New film Saturday Night celebrates the legendary comedy show's origins – but last weekend's poor new season premiere confirmed it's on rockier ground than ever. What went wrong? Saturday Night Live has achieved legendary status – not a good thing for what is still meant to be a living, breathing comedy show. That is clear from the back-to-back premieres last weekend of a movie about the series' beginnings, and the new season of the show itself.

Jason Reitman's film, Saturday Night, a loving but flimsy fictional account of the 90 minutes leading up to the first episode in 1975, was released on Friday. The next night you could have zoomed ahead almost half a century to watch the tepid, half-hearted 50th season premiere of SNL. Both suggest how much the myth of the show has overtaken its reality.
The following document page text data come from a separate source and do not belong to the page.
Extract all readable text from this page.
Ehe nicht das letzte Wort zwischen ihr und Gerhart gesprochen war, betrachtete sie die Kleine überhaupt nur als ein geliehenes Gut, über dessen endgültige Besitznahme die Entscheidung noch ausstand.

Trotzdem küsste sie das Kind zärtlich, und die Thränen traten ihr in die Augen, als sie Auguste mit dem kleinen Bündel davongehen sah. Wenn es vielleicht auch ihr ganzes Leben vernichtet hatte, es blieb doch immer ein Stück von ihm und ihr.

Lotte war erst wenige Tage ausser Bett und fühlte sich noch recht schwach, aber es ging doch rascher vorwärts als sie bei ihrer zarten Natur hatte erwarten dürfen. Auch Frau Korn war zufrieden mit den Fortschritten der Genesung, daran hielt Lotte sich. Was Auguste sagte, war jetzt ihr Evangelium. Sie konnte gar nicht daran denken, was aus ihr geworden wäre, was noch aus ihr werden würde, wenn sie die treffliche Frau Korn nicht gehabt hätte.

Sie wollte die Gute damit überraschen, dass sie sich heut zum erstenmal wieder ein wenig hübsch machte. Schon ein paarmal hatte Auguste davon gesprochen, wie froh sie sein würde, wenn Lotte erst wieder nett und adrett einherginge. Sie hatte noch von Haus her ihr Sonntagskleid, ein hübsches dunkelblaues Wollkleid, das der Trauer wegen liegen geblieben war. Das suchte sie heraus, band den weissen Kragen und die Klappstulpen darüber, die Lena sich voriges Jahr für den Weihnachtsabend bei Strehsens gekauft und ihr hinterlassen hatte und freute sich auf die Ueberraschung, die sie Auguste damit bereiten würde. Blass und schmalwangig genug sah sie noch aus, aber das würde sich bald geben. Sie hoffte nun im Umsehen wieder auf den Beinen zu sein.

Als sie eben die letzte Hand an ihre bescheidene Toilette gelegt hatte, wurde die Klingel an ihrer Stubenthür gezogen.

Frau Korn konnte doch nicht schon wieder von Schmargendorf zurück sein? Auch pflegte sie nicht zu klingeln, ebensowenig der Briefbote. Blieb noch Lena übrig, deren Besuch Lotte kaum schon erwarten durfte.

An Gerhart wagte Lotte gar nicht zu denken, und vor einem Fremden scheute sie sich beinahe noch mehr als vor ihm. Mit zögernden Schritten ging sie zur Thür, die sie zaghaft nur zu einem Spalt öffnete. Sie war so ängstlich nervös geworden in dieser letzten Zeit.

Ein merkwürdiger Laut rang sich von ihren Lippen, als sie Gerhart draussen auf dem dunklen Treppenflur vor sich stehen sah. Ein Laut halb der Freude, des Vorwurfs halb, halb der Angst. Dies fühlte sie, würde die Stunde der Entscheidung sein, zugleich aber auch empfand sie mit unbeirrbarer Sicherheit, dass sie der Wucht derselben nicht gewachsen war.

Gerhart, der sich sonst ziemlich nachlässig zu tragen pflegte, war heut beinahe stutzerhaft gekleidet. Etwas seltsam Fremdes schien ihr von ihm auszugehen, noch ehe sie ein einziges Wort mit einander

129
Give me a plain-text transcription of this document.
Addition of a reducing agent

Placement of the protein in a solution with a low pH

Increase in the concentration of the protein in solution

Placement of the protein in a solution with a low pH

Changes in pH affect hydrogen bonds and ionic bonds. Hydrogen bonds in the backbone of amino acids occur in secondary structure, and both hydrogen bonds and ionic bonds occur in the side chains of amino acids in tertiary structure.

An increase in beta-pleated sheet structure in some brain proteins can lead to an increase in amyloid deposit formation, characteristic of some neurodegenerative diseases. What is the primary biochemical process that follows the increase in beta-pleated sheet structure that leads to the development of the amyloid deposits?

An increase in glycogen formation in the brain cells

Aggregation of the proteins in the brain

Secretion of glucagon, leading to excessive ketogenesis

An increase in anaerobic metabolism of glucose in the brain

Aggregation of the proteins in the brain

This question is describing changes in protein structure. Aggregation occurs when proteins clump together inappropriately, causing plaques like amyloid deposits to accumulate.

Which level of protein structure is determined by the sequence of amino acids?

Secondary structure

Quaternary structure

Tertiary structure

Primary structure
SNL has earned its stature, of course. It transformed television comedy and has penetrated American culture. In 2004, Rachel Dratch started playing Debbie Downer, who saw the bleak side of everything.

The term "Debbie Downer" is now simply shorthand for a wet blanket. And even a short list of the comic actors the show has produced is astonishing, from Bill Murray and Eddie Murphy through to Will Ferrell and Tina Fey, as well as the talk-show hosts Jimmy Fallon and Seth Meyers. Reitman's film goes back before all that, with the SNL writer Rosie Shuster (Rachel Sennott) trying to describe the show to a befuddled NBC network executive.

"It's postmodern, it's Warhol," she says of sketch.